Pat Johnson, co-host of the PBS show “Grannies on Safari” has died at 73, a little over a year after her friend and traveling companion Regina Fraser died in May 2016, also at 73.
Ms. Johnson was fighting breast cancer and had gone through chemotherapy. Doctors had just put her on an experimental drug to help fight the cancer when she had a heart attack on Aug. 25. She died on Aug. 31.
Her niece, Kelli Slaughter, who lived next door to her in Henderson, Nevada, described her as “a good person who was friendly to everybody.”
“She was impassioned about the arts and she loved her family,” Slaughter said. “Art and travel were her life and she always believed there was so much more to see.”
Ms. Johnson was deeply involved with the arts, and before joining her friend on their TV travels, she was the founding director of the Museum of the African Diaspora in San Francisco and worked at the Chicago Cultural Center, Slaughter said.
Her Aunt Bea, who traveled all over the world by freighter, was an inspiration to her on the show, she said in a 2006 Chicago Sun-Times Q&A. “She had a real carpet bag,” Ms. Johnson said at the time. “She would bring back little trinkets and things [for me.] I was amazed at her life.

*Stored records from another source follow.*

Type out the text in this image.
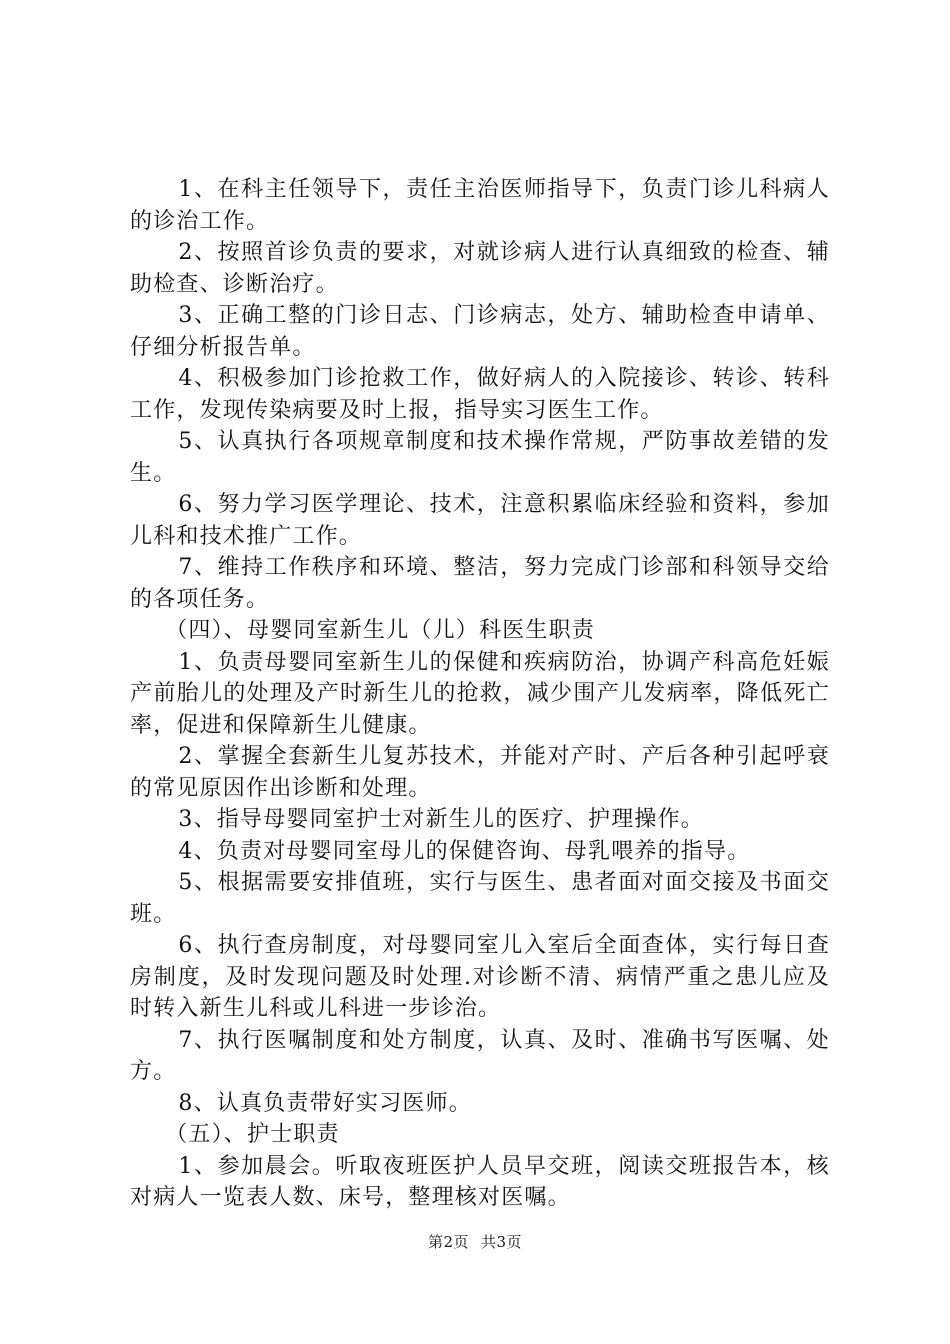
1、在科主任领导下，责任主治医师指导下，负责门诊儿科病人的诊治工作。

2、按照首诊负责的要求，对就诊病人进行认真细致的检查、辅助检查、诊断治疗。

3、正确工整的门诊日志、门诊病志，处方、辅助检查申请单、仔细分析报告单。

4、积极参加门诊抢救工作，做好病人的入院接诊、转诊、转科工作，发现传染病要及时上报，指导实习医生工作。

5、认真执行各项规章制度和技术操作常规，严防事故差错的发生。

6、努力学习医学理论、技术，注意积累临床经验和资料，参加儿科和技术推广工作。

7、维持工作秩序和环境、整洁，努力完成门诊部和科领导交给的各项任务。

（四）、母婴同室新生儿（儿）科医生职责

1、负责母婴同室新生儿的保健和疾病防治，协调产科高危妊娠产前胎儿的处理及产时新生儿的抢救，减少围产儿发病率，降低死亡率，促进和保障新生儿健康。

2、掌握全套新生儿复苏技术，并能对产时、产后各种引起呼衰的常见原因作出诊断和处理。

3、指导母婴同室护士对新生儿的医疗、护理操作。

4、负责对母婴同室母儿的保健咨询、母乳喂养的指导。

5、根据需要安排值班，实行与医生、患者面对面交接及书面交班。

6、执行查房制度，对母婴同室儿入室后全面查体，实行每日查房制度，及时发现问题及时处理.对诊断不清、病情严重之患儿应及时转入新生儿科或儿科进一步诊治。

7、执行医嘱制度和处方制度，认真、及时、准确书写医嘱、处方。

8、认真负责带好实习医师。

（五）、护士职责

1、参加晨会。听取夜班医护人员早交班，阅读交班报告本，核对病人一览表人数、床号，整理核对医嘱。

第2页 共3页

She was my inspiration.”
Because of her work, Ms. Johnson was able to “to encourage and support international exchanges in over 60 countries,” she said in 2006. “Grannies on Safari” allowed her to continue to make international connections.
The syndicated show followed the two globe-trotting grandmothers as they went from the Kiyomizu-dera Temple in Kyoto to the underground salt mines and cathedrals of Krakow, Poland, among other places.

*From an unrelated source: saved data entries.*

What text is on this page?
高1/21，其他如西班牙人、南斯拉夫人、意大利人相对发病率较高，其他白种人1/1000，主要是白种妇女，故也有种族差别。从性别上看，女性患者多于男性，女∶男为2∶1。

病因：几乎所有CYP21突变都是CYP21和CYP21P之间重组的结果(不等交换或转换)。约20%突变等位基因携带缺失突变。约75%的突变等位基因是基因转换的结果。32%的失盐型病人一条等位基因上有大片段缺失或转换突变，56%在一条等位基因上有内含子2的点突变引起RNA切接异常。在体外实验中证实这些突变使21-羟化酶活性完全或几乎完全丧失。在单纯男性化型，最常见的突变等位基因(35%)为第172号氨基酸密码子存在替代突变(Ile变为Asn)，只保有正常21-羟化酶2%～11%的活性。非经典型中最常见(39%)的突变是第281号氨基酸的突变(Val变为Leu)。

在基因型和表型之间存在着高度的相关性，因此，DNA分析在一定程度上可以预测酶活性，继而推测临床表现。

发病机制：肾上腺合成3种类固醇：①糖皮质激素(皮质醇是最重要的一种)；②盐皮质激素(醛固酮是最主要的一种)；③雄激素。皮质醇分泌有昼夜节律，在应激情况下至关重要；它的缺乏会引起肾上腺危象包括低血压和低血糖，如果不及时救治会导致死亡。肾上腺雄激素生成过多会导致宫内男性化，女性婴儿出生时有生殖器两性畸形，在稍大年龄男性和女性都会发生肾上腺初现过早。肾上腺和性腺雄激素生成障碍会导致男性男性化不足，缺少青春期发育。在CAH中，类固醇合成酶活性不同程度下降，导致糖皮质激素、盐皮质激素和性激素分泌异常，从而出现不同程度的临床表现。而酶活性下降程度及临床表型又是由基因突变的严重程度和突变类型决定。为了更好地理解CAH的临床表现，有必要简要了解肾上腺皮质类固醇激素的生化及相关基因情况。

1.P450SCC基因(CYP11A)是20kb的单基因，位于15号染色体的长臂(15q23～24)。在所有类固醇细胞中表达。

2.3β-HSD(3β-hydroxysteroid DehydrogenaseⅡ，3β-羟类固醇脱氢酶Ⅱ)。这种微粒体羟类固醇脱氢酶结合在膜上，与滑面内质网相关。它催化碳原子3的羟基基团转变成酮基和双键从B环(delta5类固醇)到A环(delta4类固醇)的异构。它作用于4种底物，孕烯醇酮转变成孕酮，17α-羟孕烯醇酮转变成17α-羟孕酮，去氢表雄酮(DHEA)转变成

For four seasons, running from 2006 to 2013, their travels took them from continent to continent, and from city to city and viewers went with them, learning about new cultures and landmarks as the grannies learned too.
When longtime ABC7 anchor Hosea Sanders moved to Chicago from Los Angeles to start at the station, he said that Ms. Johnson reached out to him and invited him to her home.

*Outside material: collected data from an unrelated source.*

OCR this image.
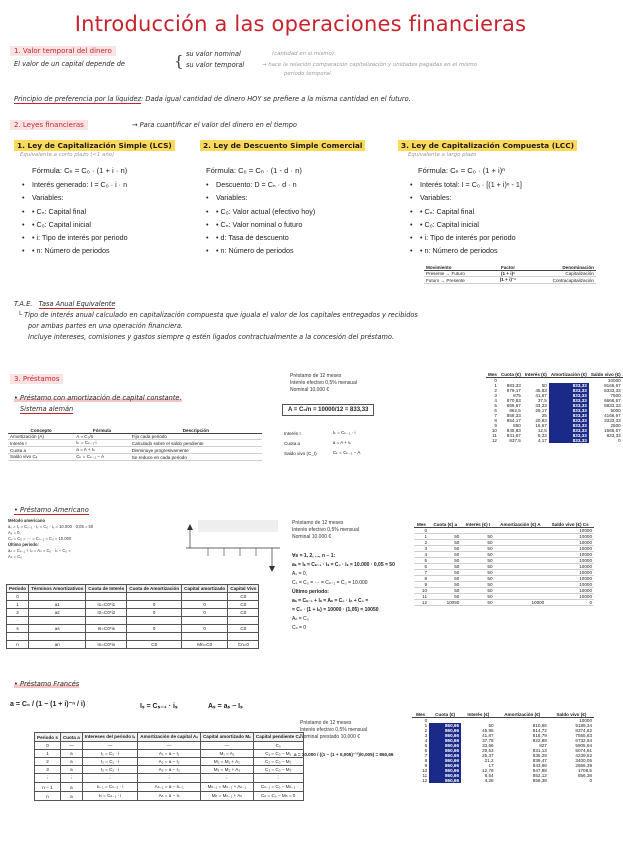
Introducción a las operaciones financieras
1. Valor temporal del dinero
El valor de un capital depende de	{ su valor nominal	(cantidad en sí mismo)
su valor temporal	→ hace la relación comparación capitalización y unidades pagadas en el mismo
período temporal.
Principio de preferencia por la liquidez: Dada igual cantidad de dinero HOY se prefiere a la misma cantidad en el futuro.
2. Leyes financieras	→ Para cuantificar el valor del dinero en el tiempo
1. Ley de Capitalización Simple (LCS)
Equivalente a corto plazo (<1 año)
Fórmula: Cₙ = C₀ · (1 + i · n)
• Interés generado: I = C₀ · i · n
• Variables:
• • Cₙ: Capital final
• • C₀: Capital inicial
• • i: Tipo de interés por periodo
• • n: Número de periodos
2. Ley de Descuento Simple Comercial
Fórmula: C₀ = Cₙ · (1 - d · n)
• Descuento: D = Cₙ · d · n
• Variables:
• • C₀: Valor actual (efectivo hoy)
• • Cₙ: Valor nominal o futuro
• • d: Tasa de descuento
• • n: Número de periodos
3. Ley de Capitalización Compuesta (LCC)
Equivalente a largo plazo
Fórmula: Cₙ = C₀ · (1 + i)ⁿ
• Interés total: I = C₀ · [(1 + i)ⁿ - 1]
• Variables:
• • Cₙ: Capital final
• • C₀: Capital inicial
• • i: Tipo de interés por periodo
• • n: Número de periodos
Movimiento	Factor	Denominación
Presente → Futuro	(1 + i)ⁿ	Capitalización
Futuro → Presente	(1 + i)⁻ⁿ	Contracapitalización
T.A.E. Tasa Anual Equivalente
└ Tipo de interés anual calculado en capitalización compuesta que iguala el valor de los capitales entregados y recibidos
por ambas partes en una operación financiera.
Incluye intereses, comisiones y gastos siempre q estén ligados contractualmente a la concesión del préstamo.
3. Préstamos
• Préstamo con amortización de capital constante.
Sistema alemán
Préstamo de 12 meses
Interés efectivo 0,5% mensual
Nominal 10.000 €
A = C₀/n = 10000/12 = 833,33
Interés I	Iₖ = Cₖ₋₁ · i
Cuota a	a = A + Iₖ
Saldo vivo (C_t)	Cₖ = Cₖ₋₁ − A
Concepto	Fórmula	Descripción
Amortización (A)	A = C₀/n	Fijo cada periodo
Interés I	Iₖ = Cₖ₋₁·i	Calculado sobre el saldo pendiente
Cuota a	a = A + Iₖ	Disminuye progresivamente
Saldo vivo Cₖ	Cₖ = Cₖ₋₁ − A	Se reduce en cada periodo
Mes	Cuota (€)	Interés (€)	Amortización (€)	Saldo vivo (€)
0				10000
1	883,33	50	833,33	9166,67
2	879,17	45,83	833,33	8333,33
3	875	41,67	833,33	7500
4	870,83	37,5	833,33	6666,67
5	866,67	33,33	833,33	5833,33
6	862,5	29,17	833,33	5000
7	858,33	25	833,33	4166,67
8	854,17	20,83	833,33	3333,33
9	850	16,67	833,33	2500
10	845,83	12,5	833,33	1666,67
11	841,67	8,33	833,33	833,33
12	837,5	4,17	833,33	0
• Préstamo Americano
Método americano
aₛ = Iₛ = Cₛ₋₁ · iₛ = C₀ · iₛ = 10.000 · 0,05 = 50
Aₛ = 0,
Cₛ = C₀ = ··· = Cₙ₋₁ = C₀ = 10.000
Último periodo:
aₙ = Cₙ₋₁ + Iₙ = Aₙ = C₀ · iₙ + C₀ =
Aₙ = C₀
Período	Términos Amortizativos	Cuota de Interés	Cuota de Amortización	Capital amortizado	Capital Vivo
0					C0
1	a1	I1=C0*i1	0	0	C0
2	a2	I2=C0*i2	0	0	C0
·					
s	as	Is=C0*is	0	0	C0
·					
n	an	In=C0*in	C0	Mn=C0	Cn=0
Préstamo de 12 meses
Interés efectivo 0,5% mensual
Nominal 10.000 €
∀s = 1, 2, ..., n − 1:
aₛ = Iₛ = Cₛ₋₁ · iₛ = C₀ · iₛ = 10.000 · 0,05 = 50
Aₛ = 0,
Cₛ = C₀ = ··· = Cₙ₋₁ = C₀ = 10.000
Último periodo:
aₙ = Cₙ₋₁ + Iₙ = Aₙ = C₀ · iₙ + C₀ =
= C₀ · (1 + iₙ) = 10000 · (1,05) = 10050
Aₙ = C₀
Cₙ = 0
Mes	Cuota (€) a	Interés (€) I	Amortización (€) A	Saldo vivo (€) Cs
0				10000
1	50	50		10000
2	50	50		10000
3	50	50		10000
4	50	50		10000
5	50	50		10000
6	50	50		10000
7	50	50		10000
8	50	50		10000
9	50	50		10000
10	50	50		10000
11	50	50		10000
12	10050	50	10000	0
• Préstamo Francés
a = C₀ / (1 − (1 + i)⁻ⁿ / i)	Iₛ = Cₛ₋₁ · iₛ	Aₛ = aₛ − Iₛ
Periodo s	Cuota a	Intereses del periodo Iₛ	Amortización de capital Aₛ	Capital amortizado Mₛ	Capital pendiente Cₛ
0	—	—	—	—	C₀
1	a	I₁ = C₀ · i	A₁ = a − I₁	M₁ = A₁	C₁ = C₀ − M₁
2	a	I₂ = C₁ · i	A₂ = a − I₂	M₂ = M₁ + A₂	C₂ = C₀ − M₂
3	a	I₃ = C₂ · i	A₃ = a − I₃	M₃ = M₂ + A₃	C₃ = C₀ − M₃
⋮	⋮	⋮	⋮	⋮	⋮
n − 1	a	Iₙ₋₁ = Cₙ₋₂ · i	Aₙ₋₁ = a − Iₙ₋₁	Mₙ₋₁ = Mₙ₋₂ + Aₙ₋₁	Cₙ₋₁ = C₀ − Mₙ₋₁
n	a	Iₙ = Cₙ₋₁ · i	Aₙ = a − Iₙ	Mₙ = Mₙ₋₁ + Aₙ	Cₙ = C₀ − Mₙ = 0
Préstamo de 12 meses
Interés efectivo 0,5% mensual
Nominal prestado 10.000 €
a = 10.000 / ((1 − (1 + 0,005)⁻¹²)/0,005) = 860,66
Mes	Cuota (€)	Interés (€)	Amortización (€)	Saldo vivo (€)
0				10000
1	860,66	50	810,66	9189,34
2	860,66	45,95	814,72	8374,62
3	860,66	41,87	818,79	7555,83
4	860,66	37,78	822,89	6732,94
5	860,66	33,66	827	5905,94
6	860,66	29,53	831,13	5074,81
7	860,66	25,37	835,29	4239,52
8	860,66	21,2	839,47	3400,05
9	860,66	17	843,66	2556,39
10	860,66	12,78	847,88	1708,5
11	860,66	8,54	852,12	856,38
12	860,66	4,28	856,38	0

Since then the two kept in touch — Sanders would do stories on the duo for ABC and, during downtime, he said Ms. Johnson and Ms. Fraser would tell stories about each other. Ms. Johnson was down-to-earth, Sanders said, even though she was worldly.
“She was a wonderful, warm earth mother,” Sanders said. “She had such a sense of adventure and curiosity about culture and art. She liked to bring people together and encourage them out of their comfort zones.”
Of her travels and being on TV, she said in a 2006 Sun-Times Q&A that “we do contribute to the understanding of us and those around the world. We are open to learning about other cultures and sharing.”
That openness went beyond cultures and art and inspired her family and younger generations, too.
“She always found the art in everything,” Slaughter said. “She was inspiring and energized. She was friendly to everybody, and we’re really going to miss her.”
Ms. Johnson is survived by two sons, Todd and David, and two grandchildren, Amira and Solomon. She lived with her sister at the time of her death in Henderson.